A handful of shares, changing hands fast, set the headline value of the entire company. The “trillion dollars” wasn’t agreed by everyone who owns SpaceX. It was set by the small, jumpy crowd actually buying and selling that day. Multiply their mood by all the shares, and you get a number that looks solid and is anything but. A price is not a fact carved in stone. It’s the most recent guess of the most recent buyers — and when only a sliver is trading, a few nervous guesses move trillions.
The story buys things, including itself
Watch what the price then does. SpaceX is paying for Cursor not with cash, but with $60 billion of its own stock — the very thing that just tripled in value. The crowd’s belief became real money the company could spend. The story bought a company.
This is the loop that makes booms feel unstoppable. Belief lifts the price; the high price becomes currency; that currency buys more, which feeds more belief. Four engineers in their mid-20s became billionaires overnight inside that loop — not because Cursor suddenly earned billions, but because the story said it would. The same loop runs in reverse when belief drains. Nothing about the company changed in those four days. The story did.
You are already standing inside the story
It’s tempting to watch all this from the outside, as someone else’s casino. It isn’t. If you have a pension, a retirement account, or money in an index fund, you almost certainly own a slice of this — companies like SpaceX, OpenAI’s backers, the chipmakers underneath them. The crowd whose mood sets these prices includes the fund that holds your savings.
That’s the quiet half of it.
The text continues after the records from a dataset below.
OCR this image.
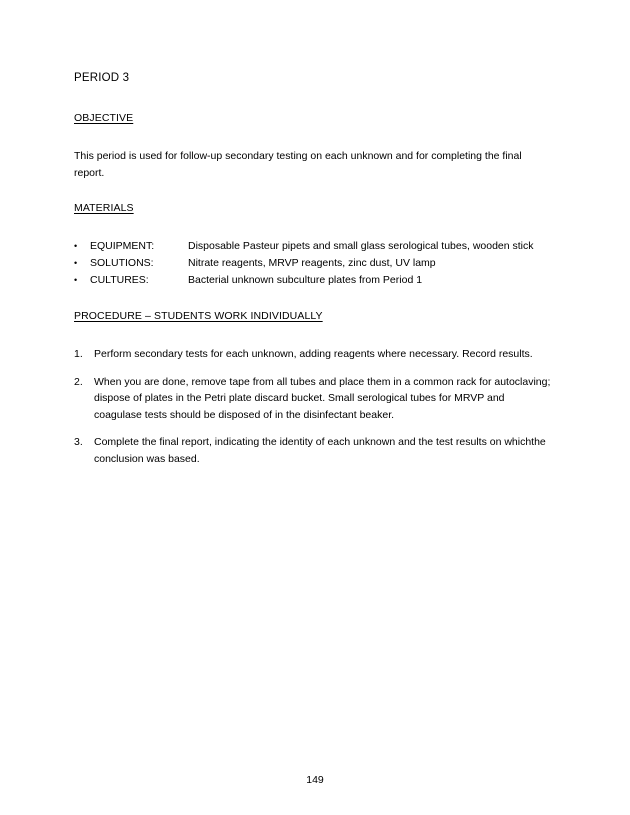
PERIOD 3
OBJECTIVE

This period is used for follow-up secondary testing on each unknown and for completing the final report.

MATERIALS
•	EQUIPMENT:	Disposable Pasteur pipets and small glass serological tubes, wooden stick
•	SOLUTIONS:	Nitrate reagents, MRVP reagents, zinc dust, UV lamp
•	CULTURES:	Bacterial unknown subculture plates from Period 1
PROCEDURE – STUDENTS WORK INDIVIDUALLY
1.	Perform secondary tests for each unknown, adding reagents where necessary. Record results.
2.	When you are done, remove tape from all tubes and place them in a common rack for autoclaving; dispose of plates in the Petri plate discard bucket. Small serological tubes for MRVP and coagulase tests should be disposed of in the disinfectant beaker.
3.	Complete the final report, indicating the identity of each unknown and the test results on whichthe conclusion was based.
149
When a thin slice of jumpy buyers moves a trillion dollars on a Tuesday, the value of what ordinary people have set aside for old age moves with it — up on the good days, down on the bad ones, on the strength of a story most of them never voted on and can’t see the whole of. The people inside the boom can’t see its edges either; no single seat, not even Musk’s, knows whether the future the price is betting on will arrive.
A price looks like an answer. It’s closer to a question the whole crowd is asking together — what will this become? — with real money riding on the guess, and far more people inside the wager than ever chose to be.
03 · Lab · your turn
Set the Price
Rehearse how a company's valuation is a crowd's bet on the future, swung by a thin trading float and spendable as its own currency.
04 · Hope · carry this
A price can soar on belief alone — and that same belief, when it's honest, is just people pooling their faith that something useful can be built. We have funded what didn't yet exist before, and some of it became the world we live in.